In the second quarter, Green Plans took in $35.8 million in ethanol revenues and earned an operating profit on ethanol of $6.7 million, an operating margin of 18 percent.

Hoovestol said a key factor is the $5.5 million in revenues Green Plains took in from the sale of dried and wet distillers grains, the residue from ethanol production that is sold to farmers. Distillers grains tend to track the price of corn, and the byproduct enables ethanol plant operators like Hoovestol to remain more comfortable whenever corn prices rise.

That kind of financial performance gave Green Plains the courage to open the Superior plant at a time when plant delays, or outright abandonment of projects, have dominated industry news. Verasun Energy of Brookings, S.D., which has plants in Albert City, Charles City and Fort Dodge and is building a plant at Dyersville, said this month it would delay the opening of a completed ethanol plant at Hartley just west of Spencer - along with two other plants in Minnesota and North Dakota. The company cited the profitability squeeze caused by record high corn prices this spring and summer.

Similarly, Amaizing Energy Holding Co., which operates a 48 million-gallon ethanol plant at Denison, has put its planned plant at Atlantic "on hold" for the time being, according to a spokesman.

Because Verasun is a publicly traded company, its delay announcements caused Wall Street to go negative on ethanol.
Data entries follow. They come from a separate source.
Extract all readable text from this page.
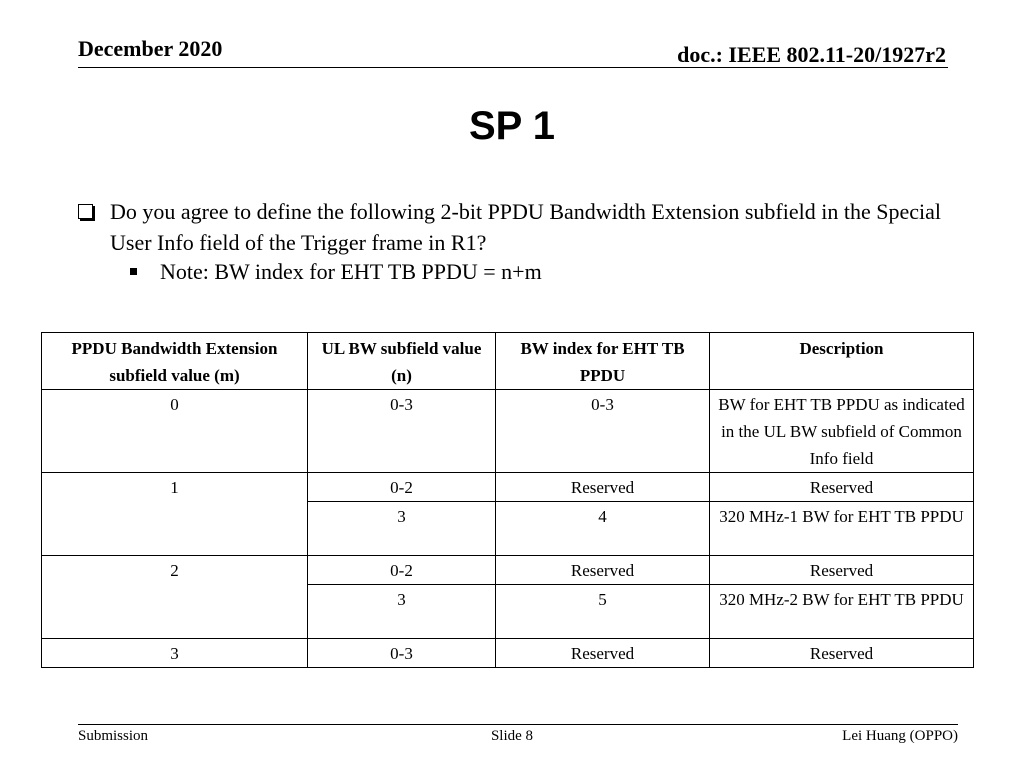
December 2020	doc.: IEEE 802.11-20/1927r2
SP 1
Do you agree to define the following 2-bit PPDU Bandwidth Extension subfield in the Special User Info field of the Trigger frame in R1?
Note: BW index for EHT TB PPDU = n+m
PPDU Bandwidth Extension subfield value (m)	UL BW subfield value (n)	BW index for EHT TB PPDU	Description
0	0-3	0-3	BW for EHT TB PPDU as indicated in the UL BW subfield of Common Info field
1	0-2	Reserved	Reserved
	3	4	320 MHz-1 BW for EHT TB PPDU
2	0-2	Reserved	Reserved
	3	5	320 MHz-2 BW for EHT TB PPDU
3	0-3	Reserved	Reserved
Submission	Slide 8	Lei Huang (OPPO)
Analyst Troy Gavitt of FBR Research warned in a report that U.S. ethanol production is in oversupply status.

He said the major metropolitan markets that are under mandates to use ethanol for environmental reasons have fully completed the conversion, and home Midwest market for 10 percent ethanol blend is near saturation. That leaves smaller states and cities along the coasts as the last expansion territory, a more difficult proposition considering that ethanol still must be moved by rail.

Green Plains stock, traded on Nasdaq, has tanked along with the rest of the biofuels industry. Last week, it traded at $7, below the $20 it opened at last year.

But Green Plains is grinding forward, along with other ethanol producers. The state's ethanol capacity will rise from 1.5 billion gallons in 2006 and 2 billion gallons last year to 2.4 billion gallons this year, according to the Iowa Renewable Fuels Association. That's not quite the doubling of capacity every other year that Iowa experienced between 2002 and 2006, but it defies the doomsayers that have assailed the industry this year.

A lot depends on corn market conditions. Ethanol producers got some good news Monday when December corn futures dropped to $6.08 per bushel, making the $8 corn that was supposed to slay the ethanol industry seem further away.

Analyst Rick Kment of the DTN market data firm in Omaha wrote last week that the crush spread that defines ethanol plant profitability has swung 75 cents in favor of producers in the last two weeks.

So, Havestool said he's on the winning side of the market.

"Right now, ethanol is the best and most profitable use of corn," Havestool said from his new office of the Green Plains Superior plant. "We're not in the business of grinding corn to lose money."